Immaginare il futuro dei giovani della Valdelsa, pensandolo per loro e costruendolo insieme a loro. È questo l’obiettivo della V edizione del convegno “Se dico minori… verso la città educante”, in programma venerdì 30 gennaio a partire dalle 17, presso la parrocchia San Giovanni Bosco in località Campolungo a Colle di Val d’Elsa.
L’iniziativa nasce dall’impegno condiviso della Fondazione Territori Sociali Altavaldelsa (FTSA) e dell’Oratorio Salesiano “Don Bosco”, in collaborazione con la Società della Salute Alta Valdelsa, nell’ambito del Programma di Intervento per la Prevenzione dell’Istituzionalizzazione (PIPPI). Il convegno è aperto a tutta la cittadinanza e si propone come uno spazio di confronto sui bisogni dei ragazzi e sulle sfide educative del territorio.
Il pomeriggio di lavori sarà dedicato alla riflessione sul ruolo della comunità nel sostenere la crescita dei minori, con l’obiettivo di far nascere progetti, servizi e nuove sinergie capaci di valorizzare le potenzialità dei giovani, favorire l’inclusione sociale e prevenire il disagio minorile in Valdelsa.

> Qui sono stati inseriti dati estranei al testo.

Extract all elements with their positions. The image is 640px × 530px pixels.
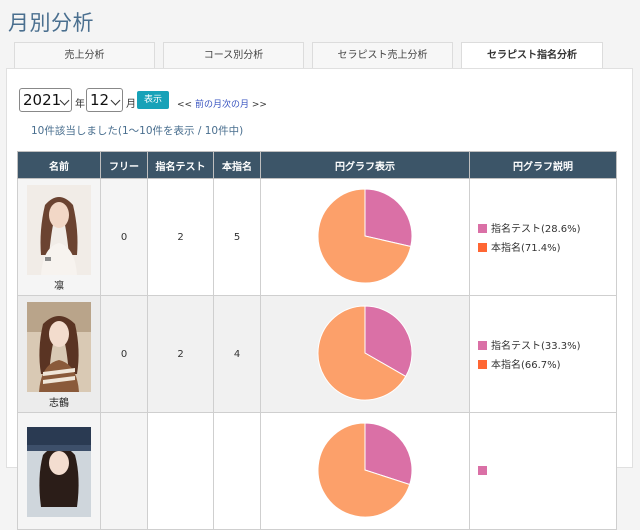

«Il sogno – spiega don Marco Cimini SDB, direttore dei Salesiani di Colle di Val d’Elsa – è scrivere insieme il patto educativo di comunità. Per realizzarlo, ogni parte della comunità educante è chiamata a portare il proprio contributo: solo così si può vivere un cuor solo e un’anima sola, trovando nel vero bene dei ragazzi l’obiettivo comune».
Un percorso che guarda alla città come spazio educativo diffuso. «In questo modo – aggiunge Francesca Nencioni, Area Minori FTSA e referente territoriale del Programma PIPPI – la città può trasformarsi in una comunità educante in tutti i suoi luoghi: scuole aperte anche al pomeriggio, musei che ospitano aule studio, biblioteche che diventano molto più che semplici contenitori di cultura».
Il convegno si inserisce nel calendario dei festeggiamenti di San Giovanni Bosco, patrono dei giovani e degli educatori, che si celebrano il 31 gennaio, e punta a coinvolgere attivamente scuole, istituzioni, famiglie, associazioni, servizi sociosanitari, realtà religiose e gli stessi giovani, attraverso momenti di lavoro condiviso e partecipato.